I had lost my Gran; my fashion icon, my travel muse, my absolute Queen. And where was I ? Around 11,682 miles away, in a backpacker bar. Stranded. Helpless. Useless. With a hefty 48 hour journey back to the UK ahead of me. I hadn't been home in two years and the last thing I wanted to do was go and visit all the lovely faces I had missed so dearly, with a growing sadness in my heart in placement of what should have been overwhelming excitement.

I made it to the funeral - which was as colourful as Granny Sue had been - and made it back to New Zealand after another grueling journey. Everything had gone smoothly and according to plan, despite my anxiety planting fearful seeds of doubt the whole way back. How do you grieve when essentially, you have escaped the very environment that embodied that person? I hadn't seen my Gran in two years, so not seeing her felt normal. We spoke over Skype, sent 'newsy' emails as she would say, and messaged all the time - though still not as often as we should have done. But two months after her funeral, I began to experience a little more realism.

Two months is the longest period I have been without speaking to my gran in some form or another, and it finally began to dawn on me, that that two months was going to be forever. How can you possibly fathom, a loved one being there one day and then POOF, their very being has evaporated into the universe like the smoke from a flame.

If I am being completely honest, since her passing in April, I have broke down in tearful heartache only a handful of times. I well up when I see her photograph, or when my family group chat mention something to do with her and Grandpa, or when I saw that her house had been sold on Facebook. But I truly don't think I have begun my grieving process yet. Everything out here feels delayed, because I have escaped the gravitational pull of grief that my hometown would have drowned me with, had I stayed.

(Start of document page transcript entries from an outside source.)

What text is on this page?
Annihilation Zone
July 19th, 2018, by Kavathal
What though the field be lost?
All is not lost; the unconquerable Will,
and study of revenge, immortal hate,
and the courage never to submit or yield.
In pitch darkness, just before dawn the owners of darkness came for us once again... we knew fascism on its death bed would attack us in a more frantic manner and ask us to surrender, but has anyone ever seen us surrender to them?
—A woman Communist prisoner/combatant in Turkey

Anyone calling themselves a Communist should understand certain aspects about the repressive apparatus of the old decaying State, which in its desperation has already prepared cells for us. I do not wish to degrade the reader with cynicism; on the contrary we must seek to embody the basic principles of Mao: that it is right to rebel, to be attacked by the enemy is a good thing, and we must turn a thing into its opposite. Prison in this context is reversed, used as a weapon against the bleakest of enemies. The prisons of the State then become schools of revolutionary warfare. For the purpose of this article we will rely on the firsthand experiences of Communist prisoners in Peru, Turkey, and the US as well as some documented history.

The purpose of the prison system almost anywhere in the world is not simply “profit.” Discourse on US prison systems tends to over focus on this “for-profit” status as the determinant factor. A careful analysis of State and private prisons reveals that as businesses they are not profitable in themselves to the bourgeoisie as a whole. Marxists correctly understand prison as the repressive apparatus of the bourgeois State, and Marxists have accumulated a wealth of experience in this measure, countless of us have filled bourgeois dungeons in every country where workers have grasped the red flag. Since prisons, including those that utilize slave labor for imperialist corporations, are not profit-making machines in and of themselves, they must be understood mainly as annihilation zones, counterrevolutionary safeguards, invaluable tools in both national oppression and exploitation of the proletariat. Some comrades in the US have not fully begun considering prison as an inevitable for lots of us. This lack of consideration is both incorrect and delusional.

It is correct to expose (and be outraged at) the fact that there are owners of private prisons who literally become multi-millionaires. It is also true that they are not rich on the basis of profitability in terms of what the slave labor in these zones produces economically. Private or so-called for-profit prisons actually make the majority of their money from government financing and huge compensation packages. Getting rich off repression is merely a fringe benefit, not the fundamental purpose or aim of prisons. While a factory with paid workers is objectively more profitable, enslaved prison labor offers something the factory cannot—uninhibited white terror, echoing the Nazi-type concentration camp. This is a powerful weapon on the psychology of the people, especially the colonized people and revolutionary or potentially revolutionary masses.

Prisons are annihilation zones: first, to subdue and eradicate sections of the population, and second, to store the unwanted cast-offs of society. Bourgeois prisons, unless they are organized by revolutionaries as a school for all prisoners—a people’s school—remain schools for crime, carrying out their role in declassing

Out here I am in another little world of my own, with different friends, no family... hell, I am even 11 hours ahead. It's hard to explain, but I feel as if my sadness is not tolerated here. If I cry, it is only me that understands. Only I knew her. Only I am experiencing her absence. Everybody else around me has their own problems. They have people they miss or long for. They may have had a family member pass too. The support network is nothing compared to the all-encompassing love and empathy that being at home bestowed upon me. I am only sad here when I feel like it will benefit me to experience that catharsis of emotion. Often I am at work, or surrounded by people at events - places where you least want to experience sadness. How unusual to feel like my emotions are caged, as if on pause until I allow them to emerge into their temporary freedom.

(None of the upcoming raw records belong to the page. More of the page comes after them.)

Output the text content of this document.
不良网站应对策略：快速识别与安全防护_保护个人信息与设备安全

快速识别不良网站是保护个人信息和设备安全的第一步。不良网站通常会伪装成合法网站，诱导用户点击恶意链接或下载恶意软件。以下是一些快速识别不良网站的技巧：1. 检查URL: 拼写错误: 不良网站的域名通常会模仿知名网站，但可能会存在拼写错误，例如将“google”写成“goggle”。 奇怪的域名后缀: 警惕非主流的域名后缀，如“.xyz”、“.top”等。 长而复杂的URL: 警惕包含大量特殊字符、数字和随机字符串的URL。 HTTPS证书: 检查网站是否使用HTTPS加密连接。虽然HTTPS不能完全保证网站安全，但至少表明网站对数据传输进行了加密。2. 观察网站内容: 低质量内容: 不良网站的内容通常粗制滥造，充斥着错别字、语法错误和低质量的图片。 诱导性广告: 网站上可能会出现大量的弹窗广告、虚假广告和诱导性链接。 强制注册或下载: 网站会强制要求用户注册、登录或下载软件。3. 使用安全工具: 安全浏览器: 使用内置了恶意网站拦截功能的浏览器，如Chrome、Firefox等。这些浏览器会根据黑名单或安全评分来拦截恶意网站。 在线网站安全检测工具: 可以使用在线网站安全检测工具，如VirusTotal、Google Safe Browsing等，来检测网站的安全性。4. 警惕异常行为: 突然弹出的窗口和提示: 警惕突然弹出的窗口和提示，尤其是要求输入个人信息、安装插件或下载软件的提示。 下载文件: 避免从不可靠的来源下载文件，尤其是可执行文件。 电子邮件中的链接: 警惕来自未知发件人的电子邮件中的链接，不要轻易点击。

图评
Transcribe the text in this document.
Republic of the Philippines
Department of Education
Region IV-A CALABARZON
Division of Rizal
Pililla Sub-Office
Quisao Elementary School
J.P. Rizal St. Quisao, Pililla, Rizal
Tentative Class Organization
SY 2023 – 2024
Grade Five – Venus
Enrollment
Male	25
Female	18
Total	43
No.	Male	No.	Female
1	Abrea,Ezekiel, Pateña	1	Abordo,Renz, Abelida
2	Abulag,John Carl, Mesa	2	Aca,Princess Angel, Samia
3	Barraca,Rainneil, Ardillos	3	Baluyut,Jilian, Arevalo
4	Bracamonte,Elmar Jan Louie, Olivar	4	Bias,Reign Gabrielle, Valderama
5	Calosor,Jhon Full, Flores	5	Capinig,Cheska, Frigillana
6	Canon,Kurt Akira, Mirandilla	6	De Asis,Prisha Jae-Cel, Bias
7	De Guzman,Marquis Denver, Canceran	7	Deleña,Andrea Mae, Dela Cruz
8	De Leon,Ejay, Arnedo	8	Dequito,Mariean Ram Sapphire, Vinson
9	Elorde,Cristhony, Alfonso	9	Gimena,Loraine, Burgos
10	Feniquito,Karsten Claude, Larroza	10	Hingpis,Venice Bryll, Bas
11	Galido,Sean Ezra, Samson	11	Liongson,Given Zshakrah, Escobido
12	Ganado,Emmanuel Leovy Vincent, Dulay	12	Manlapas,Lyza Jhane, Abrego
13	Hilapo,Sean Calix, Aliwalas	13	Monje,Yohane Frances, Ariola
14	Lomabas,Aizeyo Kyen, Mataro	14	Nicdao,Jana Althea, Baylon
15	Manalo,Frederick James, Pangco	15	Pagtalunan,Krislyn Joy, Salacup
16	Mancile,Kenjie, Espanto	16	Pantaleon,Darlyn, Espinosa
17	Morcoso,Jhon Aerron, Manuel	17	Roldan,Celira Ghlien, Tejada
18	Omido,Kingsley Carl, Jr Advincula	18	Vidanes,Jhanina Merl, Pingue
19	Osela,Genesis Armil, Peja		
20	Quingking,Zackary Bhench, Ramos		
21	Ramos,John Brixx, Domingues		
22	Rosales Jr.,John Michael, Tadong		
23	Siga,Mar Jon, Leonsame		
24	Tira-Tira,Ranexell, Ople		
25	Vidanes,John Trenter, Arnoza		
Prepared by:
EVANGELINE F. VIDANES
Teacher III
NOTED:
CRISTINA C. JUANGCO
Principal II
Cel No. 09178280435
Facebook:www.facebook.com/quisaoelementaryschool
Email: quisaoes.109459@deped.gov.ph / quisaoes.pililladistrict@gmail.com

I guess I will find out in the months to come whether this is an experience ended, or just beginning. Loss anywhere, hurts, and your worldly location does not mean it hurts any more, or any less. But away from my family, in another country, in another timezone, it feels like I'm going to open my eyes one morning and sigh relief that it was all just some hyper-realistic nightmare.

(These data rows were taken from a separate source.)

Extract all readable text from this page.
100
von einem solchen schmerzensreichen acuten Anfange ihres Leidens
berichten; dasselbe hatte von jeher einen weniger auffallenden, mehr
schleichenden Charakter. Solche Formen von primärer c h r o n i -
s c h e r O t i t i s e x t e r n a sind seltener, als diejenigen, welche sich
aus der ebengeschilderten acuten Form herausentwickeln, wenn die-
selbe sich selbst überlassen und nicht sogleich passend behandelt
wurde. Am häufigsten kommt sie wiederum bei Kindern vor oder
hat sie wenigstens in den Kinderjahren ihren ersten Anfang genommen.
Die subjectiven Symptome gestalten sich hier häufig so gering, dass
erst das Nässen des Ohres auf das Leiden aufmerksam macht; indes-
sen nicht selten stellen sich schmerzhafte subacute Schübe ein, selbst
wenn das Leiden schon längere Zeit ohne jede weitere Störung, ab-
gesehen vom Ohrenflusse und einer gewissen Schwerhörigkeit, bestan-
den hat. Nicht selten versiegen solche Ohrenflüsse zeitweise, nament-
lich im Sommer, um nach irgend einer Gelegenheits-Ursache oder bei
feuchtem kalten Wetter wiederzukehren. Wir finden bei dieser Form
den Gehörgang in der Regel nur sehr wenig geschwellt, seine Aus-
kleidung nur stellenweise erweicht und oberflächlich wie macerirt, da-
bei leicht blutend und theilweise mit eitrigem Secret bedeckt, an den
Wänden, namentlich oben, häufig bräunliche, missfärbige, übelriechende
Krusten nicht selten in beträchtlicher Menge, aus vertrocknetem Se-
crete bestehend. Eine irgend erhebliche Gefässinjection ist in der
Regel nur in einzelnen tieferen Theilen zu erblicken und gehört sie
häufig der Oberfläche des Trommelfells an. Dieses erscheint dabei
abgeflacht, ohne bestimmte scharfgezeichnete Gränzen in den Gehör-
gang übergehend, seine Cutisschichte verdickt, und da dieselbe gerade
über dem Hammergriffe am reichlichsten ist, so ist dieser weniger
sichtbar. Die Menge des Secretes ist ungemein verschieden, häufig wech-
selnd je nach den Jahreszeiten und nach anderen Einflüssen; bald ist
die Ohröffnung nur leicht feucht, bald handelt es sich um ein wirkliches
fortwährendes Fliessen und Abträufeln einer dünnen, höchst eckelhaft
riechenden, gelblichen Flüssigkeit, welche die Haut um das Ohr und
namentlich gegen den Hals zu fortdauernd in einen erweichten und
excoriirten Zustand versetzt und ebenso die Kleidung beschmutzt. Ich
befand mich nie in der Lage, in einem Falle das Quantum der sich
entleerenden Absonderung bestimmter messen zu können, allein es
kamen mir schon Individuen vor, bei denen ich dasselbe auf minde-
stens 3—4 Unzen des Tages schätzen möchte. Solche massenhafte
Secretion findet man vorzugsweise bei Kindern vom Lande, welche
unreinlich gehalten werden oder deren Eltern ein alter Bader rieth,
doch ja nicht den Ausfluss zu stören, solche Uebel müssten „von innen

"I have loved the stars too fondly to be fearful of the night"

I believe that it is vital that we paint honest depictions of what joys and tragedies traveling can bring. It is never what we expect nor is the reality of it well represented on a pretty Instagram feed. It is hard. It tests you. The whole idea of independence and freedom comes with mighty price tags that can mean self defeat, loss of confidence, confusion, sticky situations, pain, anguish, regret and many many obstacles that render your journey feeling completely pointless at times. But I can promise you all ONE THING: if you live forever with the fear of WHAT IF then you will never leave your bedroom.

Whether you are sky diving over LA, scuba diving in Queensland or simply walking your dog in London, something could always go wrong. We must push fear and negativity aside in order to carve lives that are abundant in experience and wisdom.

I feel like I am a fairly seasoned traveler after all these uncomfortable, scary and pretty shit situations, but it hasn't stopped me from wanting MORE. And like a wise old monkey once said; "ah yes, the past can hurt. But the way I see it, you can either run from it, or learn from it".